On essayait d’être prêt pour la compétition, mais on n’avait pas accès à nos entraîneurs et aux installations, souligne Liz Gleadle, détentrice du record du Canada en lancer de javelot.

La pandémie de COVID-19, c’est beaucoup de stress, et ça a un impact sur notre système en tant qu’athlète.

Liz Gleadle, athlète olympique, spécialiste du lancer de javelot et détentrice du record du Canada dans la discipline.
une femme se prépare à lancer un javelot sur une piste.

Malgré la pandémie, l'athlète olympique spécialiste en lancer de javelot Liz Gleadle continue son entraînement.

Photo : Liz Gleadle

Pour Amélie Soulard, chargée de cours à la Faculté des Sciences de l'Activité Physique de l'Université de Sherbrooke, tous les athlètes ont eu des réactions différentes face à la pandémie.
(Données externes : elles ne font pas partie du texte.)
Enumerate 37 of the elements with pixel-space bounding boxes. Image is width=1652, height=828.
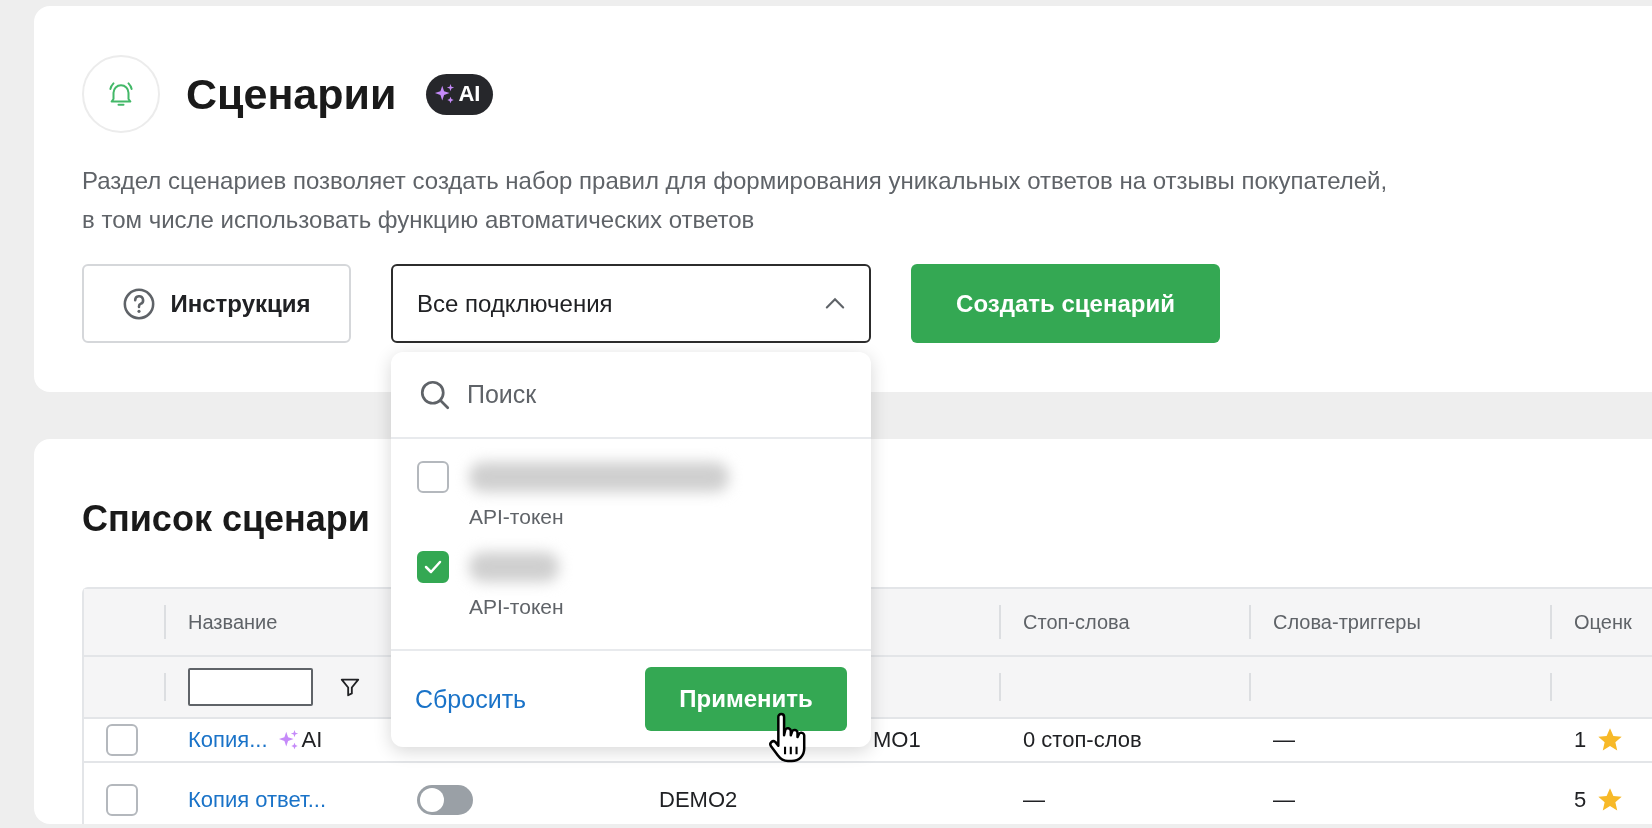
ai-badge: AI [426,73,494,115]
toggle-switch[interactable] [417,785,473,815]
ai-label: AI [277,727,323,753]
column-header: Стоп-слова [1023,610,1130,634]
apply-button[interactable]: Применить [645,667,847,731]
bell-icon [106,79,136,109]
column-header: Оценк [1574,610,1632,634]
trigger-words: — [1273,787,1295,813]
sparkle-icon [434,83,457,105]
option-subtitle: API-токен [469,505,565,529]
connection-name: MO1 [873,727,921,753]
reset-link[interactable]: Сбросить [415,684,527,714]
scenario-link[interactable]: Копия ответ... [188,787,327,813]
rating: 5 [1574,787,1587,813]
filter-input[interactable] [188,668,313,706]
trigger-words: — [1273,727,1295,753]
connection-name: DEMO2 [659,787,738,813]
rating: 1 [1574,727,1587,753]
connections-select[interactable]: Все подключения [391,264,871,343]
scenario-link[interactable]: Копия... [188,727,268,753]
description: Раздел сценариев позволяет создать набор правил для формирования уникальных ответов на отзывы покупателей, в том числе использовать функцию автоматических ответов [82,166,1389,235]
stop-words: — [1023,787,1045,813]
instruction-button[interactable]: Инструкция [82,264,351,343]
checkbox[interactable] [106,784,138,816]
checkbox[interactable] [417,551,449,583]
help-icon [122,286,157,321]
sparkle-icon [277,729,300,751]
column-header: Название [188,610,278,634]
create-button[interactable]: Создать сценарий [911,264,1220,343]
column-header: Слова-триггеры [1273,610,1421,634]
filter-icon[interactable] [339,676,361,698]
checkbox[interactable] [106,724,138,756]
stop-words: 0 стоп-слов [1023,727,1142,753]
option-subtitle: API-токен [469,595,565,619]
checkbox[interactable] [417,461,449,493]
section-title: Список сценари [82,497,370,541]
page-title: Сценарии [186,69,397,119]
L’incertitude était là pour tout le monde, mais certains l’ont pris avec beaucoup de philosophie, alors que d’autres ont remis en cause leur participation aux Jeux ou leur carrière professionnelle, dit-elle.

Pour certains athlètes, la santé mentale s’est détériorée s’il y avait déjà des conditions préexistantes, mais en général, il n'y a pas eu de problématiques de santé mentale, à part le stress normal et la baisse de motivation, détaille Amélie Soulard.

L'entraînement est devenu plus général, on a pratiqué un entraînement physique et mental plus qu’un entraînement technique, propre à son sport.

Amélie Soulard, chargée de cours à la Faculté des Sciences de l'Activité Physique de l'Université de Sherbrooke et Préparatrice mentale à l'Institut National du Sport du Québec.

L’avenir des athlètes professionnels est incertain, ils ne savent pas quand vont reprendre les compétitions internationales. Je vais essayer de faire une compétition aux États-Unis ou en Europe en avril, mais on ne sait pas, déplore Liz Gleadle.

Alors pour tenir, il faut revenir à l’essentiel et trouver du plaisir dans son quotidien, selon Amélie Soulard. Le lancer du javelot c’est le sport que j’aime et ça m’apporte de la joie, c’est l’essentiel, résume à son tour Liz Gleadle. Elle peut également compter sur le soutien de son entourage dans cette épreuve.

Au lieu de se dire que l’on perd une année, il faut se dire que l’on gagne du temps pour se préparer.

Amélie Soulard, chargée de cours à la Faculté des Sciences de l'Activité Physique de l'Université de Sherbrooke et Préparatrice mentale à l'Institut National du Sport du Québec.